After landing in Hong Kong exhausted and confused about the time of day, we realized we'd missed our shuttle to our hostel and so took an $8 cab ride instead. Our hostel was at the top of Davis Peak, and by top, I mean Very top. The narrow rode was scary and steep in the night time and I think our cab driver thought we were trying to take him to the remote wilderness to rob him or something. Our hostel was alright, very rustic and outdoorsy, and for one night as exhausted as we were, it did the job. And the view of Hong Kong was amazing! I'll post pictures probably when I get home.

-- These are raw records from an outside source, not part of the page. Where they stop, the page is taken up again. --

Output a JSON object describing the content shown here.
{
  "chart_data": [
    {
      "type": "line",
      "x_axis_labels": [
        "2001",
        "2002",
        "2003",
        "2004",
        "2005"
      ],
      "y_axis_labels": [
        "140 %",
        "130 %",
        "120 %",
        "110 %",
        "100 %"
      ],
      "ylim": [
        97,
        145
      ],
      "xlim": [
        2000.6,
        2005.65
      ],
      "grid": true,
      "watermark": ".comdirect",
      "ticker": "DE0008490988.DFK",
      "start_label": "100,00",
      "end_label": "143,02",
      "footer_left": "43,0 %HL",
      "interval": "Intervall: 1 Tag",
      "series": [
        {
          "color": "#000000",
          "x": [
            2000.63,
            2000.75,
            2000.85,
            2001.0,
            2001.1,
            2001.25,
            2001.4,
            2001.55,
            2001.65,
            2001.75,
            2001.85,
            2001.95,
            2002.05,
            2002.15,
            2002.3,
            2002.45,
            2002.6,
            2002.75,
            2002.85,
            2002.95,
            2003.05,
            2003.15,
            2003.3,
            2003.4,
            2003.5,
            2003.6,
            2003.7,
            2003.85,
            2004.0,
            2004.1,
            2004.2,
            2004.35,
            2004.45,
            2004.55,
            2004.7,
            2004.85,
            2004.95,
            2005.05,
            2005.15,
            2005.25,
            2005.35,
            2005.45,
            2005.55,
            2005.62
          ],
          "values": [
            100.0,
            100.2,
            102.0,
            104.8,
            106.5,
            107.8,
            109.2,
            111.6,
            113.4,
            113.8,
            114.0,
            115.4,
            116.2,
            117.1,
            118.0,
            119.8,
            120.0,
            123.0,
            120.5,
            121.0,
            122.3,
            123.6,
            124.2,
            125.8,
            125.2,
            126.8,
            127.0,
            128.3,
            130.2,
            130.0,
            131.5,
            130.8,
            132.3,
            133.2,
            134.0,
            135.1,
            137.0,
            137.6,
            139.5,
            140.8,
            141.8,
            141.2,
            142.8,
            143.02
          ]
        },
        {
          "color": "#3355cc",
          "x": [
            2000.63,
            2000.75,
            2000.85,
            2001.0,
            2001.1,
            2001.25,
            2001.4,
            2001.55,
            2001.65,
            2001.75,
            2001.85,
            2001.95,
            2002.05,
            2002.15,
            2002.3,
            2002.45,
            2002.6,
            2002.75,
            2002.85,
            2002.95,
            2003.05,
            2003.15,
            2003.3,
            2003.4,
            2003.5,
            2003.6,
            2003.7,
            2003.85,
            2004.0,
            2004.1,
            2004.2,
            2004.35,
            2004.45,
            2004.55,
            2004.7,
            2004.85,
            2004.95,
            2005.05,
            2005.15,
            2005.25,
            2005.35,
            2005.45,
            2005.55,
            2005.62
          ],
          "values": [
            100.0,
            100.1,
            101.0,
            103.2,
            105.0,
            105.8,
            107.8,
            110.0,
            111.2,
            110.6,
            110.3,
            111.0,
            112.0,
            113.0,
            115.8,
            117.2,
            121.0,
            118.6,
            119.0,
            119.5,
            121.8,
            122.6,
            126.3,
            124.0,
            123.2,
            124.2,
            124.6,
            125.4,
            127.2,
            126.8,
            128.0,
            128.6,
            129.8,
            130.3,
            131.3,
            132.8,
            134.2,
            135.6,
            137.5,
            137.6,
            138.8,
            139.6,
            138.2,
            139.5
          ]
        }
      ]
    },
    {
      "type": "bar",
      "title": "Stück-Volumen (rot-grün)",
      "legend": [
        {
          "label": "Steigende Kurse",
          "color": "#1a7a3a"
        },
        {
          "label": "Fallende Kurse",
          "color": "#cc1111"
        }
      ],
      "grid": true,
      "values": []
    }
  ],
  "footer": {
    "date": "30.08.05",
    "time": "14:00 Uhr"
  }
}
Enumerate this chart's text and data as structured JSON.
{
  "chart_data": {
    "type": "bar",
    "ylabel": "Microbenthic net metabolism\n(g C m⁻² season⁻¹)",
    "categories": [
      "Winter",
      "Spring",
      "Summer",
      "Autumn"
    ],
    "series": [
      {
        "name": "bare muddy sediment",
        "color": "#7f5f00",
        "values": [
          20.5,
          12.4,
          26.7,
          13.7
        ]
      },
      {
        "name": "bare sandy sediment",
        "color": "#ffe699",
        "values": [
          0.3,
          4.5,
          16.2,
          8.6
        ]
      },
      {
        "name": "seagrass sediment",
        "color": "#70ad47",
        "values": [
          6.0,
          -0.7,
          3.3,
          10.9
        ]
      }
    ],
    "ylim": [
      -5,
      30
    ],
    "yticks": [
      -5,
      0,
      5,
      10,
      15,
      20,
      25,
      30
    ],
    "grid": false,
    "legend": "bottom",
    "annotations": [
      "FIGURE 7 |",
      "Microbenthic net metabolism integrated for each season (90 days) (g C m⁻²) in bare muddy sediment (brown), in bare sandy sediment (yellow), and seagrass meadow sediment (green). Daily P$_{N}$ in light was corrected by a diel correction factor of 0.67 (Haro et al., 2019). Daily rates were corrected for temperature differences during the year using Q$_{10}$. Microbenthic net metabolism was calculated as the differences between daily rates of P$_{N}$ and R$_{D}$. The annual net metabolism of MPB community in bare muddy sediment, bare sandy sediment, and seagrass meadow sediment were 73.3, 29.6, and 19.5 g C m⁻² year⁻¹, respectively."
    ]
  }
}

We decided that it was way too far to Anything for us to stay there another night, so we found another place and left the next morning for it. We had awoken at 6:00am ready to go, but had to wait for 7:30am for our shuttle to the city. On our way to our next hotel, we saw early morning excercises, some doing Tai Chi. Our new place was in a bustling city street, much more diverse then any of the other areas we'd seen, and defintely a little Shady, but we had our own room and bathroom, so it worked. It is an odd thing to see so much of one race in one place, it really makes me realize what a melting pot the US really is. It also makes me feel a lot less Chinese being around so many Chinese people at once, all looking at me as a white tourist. It's something I've wrestled with before with my family, not feeling "Chinese" enough, mostly because I was often told I was too American or that I don't look Chinese at all by my family. When I was younger I'd desperately try to point out my Chinese features to my family, "See my slanted eyes here? See? That's Chinese!" But they would just shake their head and say, "Nope, not Chinese at all." I don't believe they said it to hurt me, my family is just brutally blunt and say what they think without any cushioning, a trait I have picked up myself.
Getting ready to head to Thailand tonight... will write more later.